Докки вздыхала, ворочалась с боку на бок, не в силах найти удобную позу, и сон не шел к ней, а воображение услужливо вызывало в памяти все детали их встречи, езду по обочине дороги, разговоры, его неожиданное появление у сожженного моста, ужин, струнный перелив гитары…

Думая о нем, она тонула в тех же ощущениях, что испытывала в его присутствии, когда теряла голову под его пронзительными взглядами, купалась в звуках его голоса – бархатного, проникновенного, остро чувствуя его близость, почти осязаемо, так, что кожу начинало покалывать, а внутри все плавилось и загоралось огнем. И ей не давала покоя мысль, что он сейчас где‑то в этом доме, может быть, в одной из соседних комнат, и тоже думает о ней.

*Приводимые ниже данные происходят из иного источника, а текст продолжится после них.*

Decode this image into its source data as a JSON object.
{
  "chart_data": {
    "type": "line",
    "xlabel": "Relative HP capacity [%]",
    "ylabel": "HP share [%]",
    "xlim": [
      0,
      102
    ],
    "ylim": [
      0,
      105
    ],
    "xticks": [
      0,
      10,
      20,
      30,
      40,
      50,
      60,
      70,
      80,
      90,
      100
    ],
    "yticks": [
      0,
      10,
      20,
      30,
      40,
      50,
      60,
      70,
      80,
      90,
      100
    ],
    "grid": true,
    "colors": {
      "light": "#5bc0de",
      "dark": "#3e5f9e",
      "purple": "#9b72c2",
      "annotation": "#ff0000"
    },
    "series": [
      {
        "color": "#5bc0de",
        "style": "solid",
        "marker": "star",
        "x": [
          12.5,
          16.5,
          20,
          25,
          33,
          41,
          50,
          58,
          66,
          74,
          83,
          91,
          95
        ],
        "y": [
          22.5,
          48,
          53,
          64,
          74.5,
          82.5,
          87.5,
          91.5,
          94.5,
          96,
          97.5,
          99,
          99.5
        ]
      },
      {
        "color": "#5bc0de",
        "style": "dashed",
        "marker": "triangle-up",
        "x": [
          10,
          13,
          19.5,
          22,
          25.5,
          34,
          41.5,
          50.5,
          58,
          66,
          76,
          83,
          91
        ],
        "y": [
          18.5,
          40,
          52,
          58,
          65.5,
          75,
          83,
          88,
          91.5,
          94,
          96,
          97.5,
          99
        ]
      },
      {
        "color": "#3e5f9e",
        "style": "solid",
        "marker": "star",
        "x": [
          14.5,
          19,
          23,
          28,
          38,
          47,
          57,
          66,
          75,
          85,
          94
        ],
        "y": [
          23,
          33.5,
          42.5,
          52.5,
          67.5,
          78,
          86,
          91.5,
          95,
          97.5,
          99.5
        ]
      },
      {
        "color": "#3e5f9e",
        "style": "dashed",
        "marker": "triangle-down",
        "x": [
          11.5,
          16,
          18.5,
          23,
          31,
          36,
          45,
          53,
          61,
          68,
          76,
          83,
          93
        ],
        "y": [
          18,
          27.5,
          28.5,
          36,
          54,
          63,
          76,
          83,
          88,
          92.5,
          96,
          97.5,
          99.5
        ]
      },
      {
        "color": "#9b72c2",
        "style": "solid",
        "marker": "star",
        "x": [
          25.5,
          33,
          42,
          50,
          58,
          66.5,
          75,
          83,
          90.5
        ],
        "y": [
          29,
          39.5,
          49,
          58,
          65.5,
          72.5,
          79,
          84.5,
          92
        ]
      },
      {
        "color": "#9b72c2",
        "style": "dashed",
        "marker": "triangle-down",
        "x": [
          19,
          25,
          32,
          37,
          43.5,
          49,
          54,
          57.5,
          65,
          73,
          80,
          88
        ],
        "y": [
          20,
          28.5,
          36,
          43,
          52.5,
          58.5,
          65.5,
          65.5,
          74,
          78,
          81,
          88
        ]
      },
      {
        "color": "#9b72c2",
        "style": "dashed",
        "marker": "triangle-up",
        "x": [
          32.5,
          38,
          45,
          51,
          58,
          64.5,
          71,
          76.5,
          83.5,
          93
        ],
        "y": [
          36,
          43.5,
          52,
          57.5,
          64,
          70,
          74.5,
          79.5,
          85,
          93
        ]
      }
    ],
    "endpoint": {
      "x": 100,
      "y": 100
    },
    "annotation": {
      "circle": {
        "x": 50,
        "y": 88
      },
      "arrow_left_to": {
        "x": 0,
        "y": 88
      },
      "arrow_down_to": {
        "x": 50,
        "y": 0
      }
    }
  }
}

«Интересно, испытывает ли он то же волнение и этот жар, который снедает меня?» – гадала Докки, опять ворочалась, и когда наконец поняла, что не сможет заснуть, встала, завернулась в большую шаль и вышла на балкон. Снаружи было темно, свежо и тихо, только изредка фыркали невидимые лошади, привязанные где‑то у коновязи, вдали разносился приглушенный лай собаки, да на горизонте виднелись крошечные огни бивачных костров вставшего на отдых корпуса.

Докки поплотнее закуталась в шаль и облокотилась о балюстраду, вглядываясь в ночное небо и редкие бледные точки звезд, мерцавшие в просветах меж облаками.

«Что будет завтра? – думала она. – Конечно, мы расстанемся. Он пойдет дальше с армией и будет воевать, а я… я уеду в Петербург, чтобы жить воспоминаниями об этом дне, проведенном с ним, бояться за него, переживать, со страхом ждать вестей о сражениях и надеяться на новую встречу».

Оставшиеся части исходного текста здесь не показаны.